I spoke to my regional VP about the possibility of moving me back to my home town, in a different state. His response was there are currently no openings and he would be open to moving me with a demotion and a significant reductions in income as well as no relocation expense. I was only an initial conversation and there were no further conversations about the move. Two days ago I saw my position posted on indeed.com and questioned my HR about the matter. Her response is that she was unaware of the posting and that it had nothing to do with our original relocation move, because it was only taken as an initial conversation.
Submitted: 1 year ago.
Category: California Employment Law
Expert:  socrateaser replied 1 year ago.
Hello, Thanks for your information. What question about your circumstances can I "justanswer" for you this evening?
Customer: replied 1 year ago.
What is my best course of action at this particular point in time?
Expert:  socrateaser replied 1 year ago.
Obviously, the statement that there are no openings is a misrepresentation, because the VP simultaneously offered to make an opening, if you agree to a substantial demotion and reduction in pay.
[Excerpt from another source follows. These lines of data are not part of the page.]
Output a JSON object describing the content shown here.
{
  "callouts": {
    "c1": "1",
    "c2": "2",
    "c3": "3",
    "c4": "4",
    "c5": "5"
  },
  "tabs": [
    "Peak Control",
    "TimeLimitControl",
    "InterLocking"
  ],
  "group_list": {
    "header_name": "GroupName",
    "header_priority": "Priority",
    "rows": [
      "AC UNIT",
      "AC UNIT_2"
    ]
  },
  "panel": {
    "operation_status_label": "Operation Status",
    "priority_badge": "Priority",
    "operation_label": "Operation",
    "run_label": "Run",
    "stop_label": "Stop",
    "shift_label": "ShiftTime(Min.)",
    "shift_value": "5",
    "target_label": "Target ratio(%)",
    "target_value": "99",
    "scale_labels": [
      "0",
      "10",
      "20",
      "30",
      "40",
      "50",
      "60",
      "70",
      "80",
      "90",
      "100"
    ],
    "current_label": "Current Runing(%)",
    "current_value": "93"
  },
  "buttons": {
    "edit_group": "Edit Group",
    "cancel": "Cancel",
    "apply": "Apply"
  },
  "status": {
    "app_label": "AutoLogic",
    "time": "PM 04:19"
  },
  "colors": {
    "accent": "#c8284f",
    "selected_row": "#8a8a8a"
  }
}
Cal. Labor Code 970 et seq., provides an employee with the right to sue for double damages where an employer induces an employee to relocate based upon a misrepresentation of the character, kind or existence of employment. Legally, from what you describe, the employer has violated the law. Assuming you could get the employer to put its statement in writing, you might be able to enforce the law against the employer. But, as a pure oral statement, you'll never get the VP to admit the statement, so, it would be your word against the VP's -- and that's not good enough to win in court. Consequently, and "please don't shoot the messenger," here, in my opinion, your only recourse is to "dust off your resume," and start looking for new employment, before you are terminated and replaced -- since replacing you seems to be the intent of your employer, based upon the job posting you describe. I realize that my answer may not be exactly what you were hoping to read. However, under the circumstances, the best that I can do is to explain what the law is and is not, so that you can avoid expending valuable resources looking for answers that do not exist, and concentrate on the options that are actually available.I hope I've answered your question. Please let me know if you require further clarification. And, please provide a positive feedback rating for my answer -- otherwise, I receive nothing for my efforts in your behalf.Thanks again for using justanswer.com!